I recently discovered a blog, via Twitter, Babes Love Baseball. Based out of Minnesota, the blog is similar to this site were it written by a female triumvirate; essentially, it is a paean to all things baseball.  Most of what’s up there these days seems to be re-posted from other sites, but in looking through their older, original content, a lot of it is sharp and funny (i.e. one of the ladies shows a picture of Madonna and asks why Alex Rodriguez would be attracted to women who look like Tom Petty.)  Hence, I’m following them on Twitter and have made a few trips to their site.

I was just re-reading the Comment section on their post that asked people what their walk-up music would be for at-bats.  I left a comment there recently, putting in a plug for the post I wrote on this topic last month, and I wanted to see if anyone had responded to it.  Lamentably, no– it’s not my best post, really.  But I did find something that spurred a thought.

Apparently, one of The Babes (their capitalization, not mine) used a Beastie Boys track in years past because it contained the phrase, And I’ve got mad hits like I was Rod Carew.  Hearing of this made me wonder other times ballplayers have been mentioned in songs, and — don’t ask me why — I thought of that Beyonce-Jay-Z single, “Deja Vu,” where Jay-Z raps, Used to run base like Juan Pierre.

When I first heard this in 2006, it sounded complimentary to Pierre, who had averaged 45 stolen bases a season up to that point, with 1,244 hits and a .303 batting average.  Were I a general manager, I’d have no problem making Pierre the first, second or eighth hitter in my lineup, or my ninth guy for an American League team.  In the three years since being rapped about, though, Pierre has struggled to maintain consistent playing time, even if his numbers haven’t changed all that much, and I find myself wondering if the following lyrics would be more apt:

Used to sit the Dodger bench after signing a $44 million contract like Juan Pierre

Used to get traded to the Chicago White Sox for spare parts in December 2009 like Juan Pierre

Used to have one home run in three years like Juan Pierre

In any event, I don’t think I could use any of this as walk-up music, even if Pierre may be amassing the quietest case ever for Cooperstown.  Crazy as that may sound, Pierre is 32 and somewhere between six and eight full seasons from 3,000 hits, if Chicago lets him start.  He also could finish with something over 750 steals and a .300 lifetime batting average.  And he’s probably one of about seven active players from the Steroid Era who I would bet didn’t do steroids, since he hit a total of seven homers during those years.  All this for a guy who I once read lived on hot dog packages and jugs of fruit punch while in the minor leagues.

That’s pretty solid.  Even Babes ought make note of that.

2 Replies to “Babes Love Juan Pierre?”

  1. Thanks for the links!

    I felt pretty bad for Pierre once Manny came back from his suspension last season.
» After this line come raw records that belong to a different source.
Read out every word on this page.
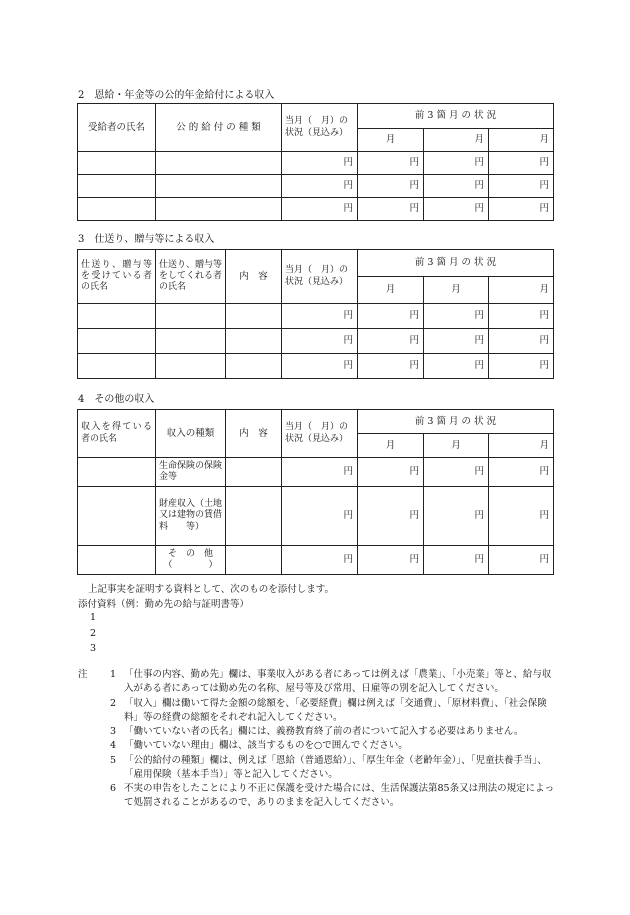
2　恩給・年金等の公的年金給付による収入
受給者の氏名	公 的 給 付 の 種 類	当月（　月）の状況（見込み）	前 3 箇 月 の 状 況		
			月	月	月
		円	円	円	円
		円	円	円	円
		円	円	円	円
3　仕送り、贈与等による収入
仕送り、贈与等を受けている者の氏名	仕送り、贈与等をしてくれる者の氏名	内　容	当月（　月）の状況（見込み）	前 3 箇 月 の 状 況		
				月	月	月
			円	円	円	円
			円	円	円	円
			円	円	円	円
4　その他の収入
収入を得ている者の氏名	収入の種類	内　容	当月（　月）の状況（見込み）	前 3 箇 月 の 状 況		
				月	月	月
	生命保険の保険金等		円	円	円	円
	財産収入（土地又は建物の賃借料　　等）		円	円	円	円
	そ　の　他（　　　　）		円	円	円	円
上記事実を証明する資料として、次のものを添付します。
添付資料（例：勤め先の給与証明書等）
1
2
3
注	1 「仕事の内容、勤め先」欄は、事業収入がある者にあっては例えば「農業」、「小売業」等と、給与収入がある者にあっては勤め先の名称、屋号等及び常用、日雇等の別を記入してください。
2 「収入」欄は働いて得た金額の総額を、「必要経費」欄は例えば「交通費」、「原材料費」、「社会保険料」等の経費の総額をそれぞれ記入してください。
3 「働いていない者の氏名」欄には、義務教育終了前の者について記入する必要はありません。
4 「働いていない理由」欄は、該当するものを○で囲んでください。
5 「公的給付の種類」欄は、例えば「恩給（普通恩給）」、「厚生年金（老齢年金）」、「児童扶養手当」、「雇用保険（基本手当）」等と記入してください。
6 不実の申告をしたことにより不正に保護を受けた場合には、生活保護法第85条又は刑法の規定によって処罰されることがあるので、ありのままを記入してください。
He was absolutely tearing it up and ended up on the bench in place of the “superstar” Ramirez. Kinda crappy if you ask me.

    Anyway, once the season officially starts, we’ll have more original content up. As for now, we’re just linking to other sites we write for in addition to BLB, in an attempt to offer insight to fantasy baseball and other sports betting.

    Thanks again for checking out the site and following us on Twitter!

    1. Hi Sooze,
      Thanks for reading.
      One of the ads on my site comes from a sports betting Web site, for my most-popular post, about the 10 best players not in the Hall of Fame. The site actually paid me to insert a text link to them with the words “sports betting” in my paragraph about why Pete Rose (#1 on my list) was banned from the game. Thus, I now try to use the words “sports betting” as often as I can.
      Thanks again, and I look forward to reading more of your content.